In a separate bowl, whisk together the egg and the heavy cream (or milk). Pour into the flour/butter mixture, and stir together until just combined. Briefly knead together into a round and divide the dough in half. Shape each dough half into a flat rectangle about 3 x 5 inches. Wrap each half in plastic wrap and refrigerate for an hour or even overnight if so inclined. (I find extra refrigeration time is necessary during the summer months - particularly in my sauna of a kitchen.)

For Filling
Combine brown sugar, cinnamon and flour in a small bowl. Whisk together with a fork. Stir in pecans. Set aside.

For Tarts
Once the dough has sufficiently chilled, remove from the refrigerator and let sit 15 minutes or so until it becomes soft enough to work with. (I realize this sounds counter intuitive.) Sprinkle your countertops, hands and rolling pin with a good amount of flour (don't be shy - this dough is a bit sticky to work with!). Roll out the dough to a rectangle about 1/8'' thick, and trim it down to about 9'' x 12''. Use a pizza cuter to slice into nine even rectangles. Repeat with the other dough half.

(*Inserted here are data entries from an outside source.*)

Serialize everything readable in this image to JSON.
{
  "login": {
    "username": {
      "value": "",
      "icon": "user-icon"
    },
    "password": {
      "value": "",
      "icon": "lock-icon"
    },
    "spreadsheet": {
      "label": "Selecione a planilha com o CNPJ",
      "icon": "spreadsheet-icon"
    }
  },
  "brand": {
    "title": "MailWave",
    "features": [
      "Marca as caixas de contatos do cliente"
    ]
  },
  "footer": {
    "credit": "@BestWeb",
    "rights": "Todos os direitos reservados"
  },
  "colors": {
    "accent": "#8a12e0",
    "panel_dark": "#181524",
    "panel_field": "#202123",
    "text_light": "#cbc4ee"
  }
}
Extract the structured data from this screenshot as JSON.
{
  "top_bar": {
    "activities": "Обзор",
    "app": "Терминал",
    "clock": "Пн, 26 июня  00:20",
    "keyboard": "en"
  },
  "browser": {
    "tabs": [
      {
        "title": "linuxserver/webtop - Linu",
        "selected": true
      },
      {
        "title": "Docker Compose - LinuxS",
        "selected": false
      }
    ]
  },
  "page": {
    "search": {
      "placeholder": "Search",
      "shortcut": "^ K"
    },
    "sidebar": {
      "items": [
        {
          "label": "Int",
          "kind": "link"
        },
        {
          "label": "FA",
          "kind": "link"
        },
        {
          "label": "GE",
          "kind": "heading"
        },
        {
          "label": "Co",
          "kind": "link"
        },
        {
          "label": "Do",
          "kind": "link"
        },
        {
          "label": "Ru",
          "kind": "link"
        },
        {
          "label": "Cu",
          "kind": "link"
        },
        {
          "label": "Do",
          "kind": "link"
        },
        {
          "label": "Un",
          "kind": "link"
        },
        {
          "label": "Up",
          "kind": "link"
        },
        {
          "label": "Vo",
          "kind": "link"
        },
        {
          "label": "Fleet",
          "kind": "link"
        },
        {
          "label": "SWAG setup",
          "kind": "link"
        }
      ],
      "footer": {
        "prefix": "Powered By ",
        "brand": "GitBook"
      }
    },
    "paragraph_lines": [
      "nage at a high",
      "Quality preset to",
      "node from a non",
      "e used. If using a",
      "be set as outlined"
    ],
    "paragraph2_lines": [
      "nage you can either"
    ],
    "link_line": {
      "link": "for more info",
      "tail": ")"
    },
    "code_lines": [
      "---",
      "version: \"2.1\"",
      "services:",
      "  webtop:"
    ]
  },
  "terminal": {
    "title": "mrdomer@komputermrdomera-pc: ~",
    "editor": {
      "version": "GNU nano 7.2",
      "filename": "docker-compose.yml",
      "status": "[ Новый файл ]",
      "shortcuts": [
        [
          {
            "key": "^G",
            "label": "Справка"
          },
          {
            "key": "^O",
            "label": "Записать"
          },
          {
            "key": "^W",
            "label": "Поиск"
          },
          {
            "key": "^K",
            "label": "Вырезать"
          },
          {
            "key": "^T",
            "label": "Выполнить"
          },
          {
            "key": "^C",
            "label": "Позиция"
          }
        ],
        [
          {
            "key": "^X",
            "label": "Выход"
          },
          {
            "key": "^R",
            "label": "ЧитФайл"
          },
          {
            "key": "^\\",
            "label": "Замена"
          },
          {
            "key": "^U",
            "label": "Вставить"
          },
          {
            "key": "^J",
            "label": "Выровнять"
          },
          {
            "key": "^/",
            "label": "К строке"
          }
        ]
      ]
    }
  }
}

Brush the first dough with the egg wash (this will help glue the halves together so the filling doesn't seep out the sides!), then place 1-2 tablespoons of the brown sugar/pecan mixture in the center of each. It will look like a bit too much, but it's fine to heap it in - particularly with the pecans. Just be sure to leave about 1/2 inch around the sides.

Cover the cinnamon-sugar topped tarts with a second rectangle of dough. Use your fingers to pinch the sides together to seal everything in place. Press the tines of the fork all round the edge of the rectangle, and finish with a few holes in the center to let the interior "breathe" during baking. (And by "breathe," I mean, let the steam escape, obviously). Return the tarts to the refrigerator for 30 minutes while preheating your oven to 350 degrees.

Place the tarts on a lightly grease or parchment-lined baking sheet (I divided into two batches because I didn't want to crowd my tarts!). Bake for 20-25 minutes or until golden brown on the edges and lightly browned on top. (Mine took closer to 25).  Remove from the oven and cool on a wire cooking rack.

For Pop-Tart Ice Cream Sandwich Assembly

Once cooled enough so that they won't melt the ice cream on contact, use a large chef's knife to cut the pop-tarts in half.  Scoop a good sized knob of ice cream onto the bottom half of the pop-tart. Top with the other pop-tart half. Eat. Fast!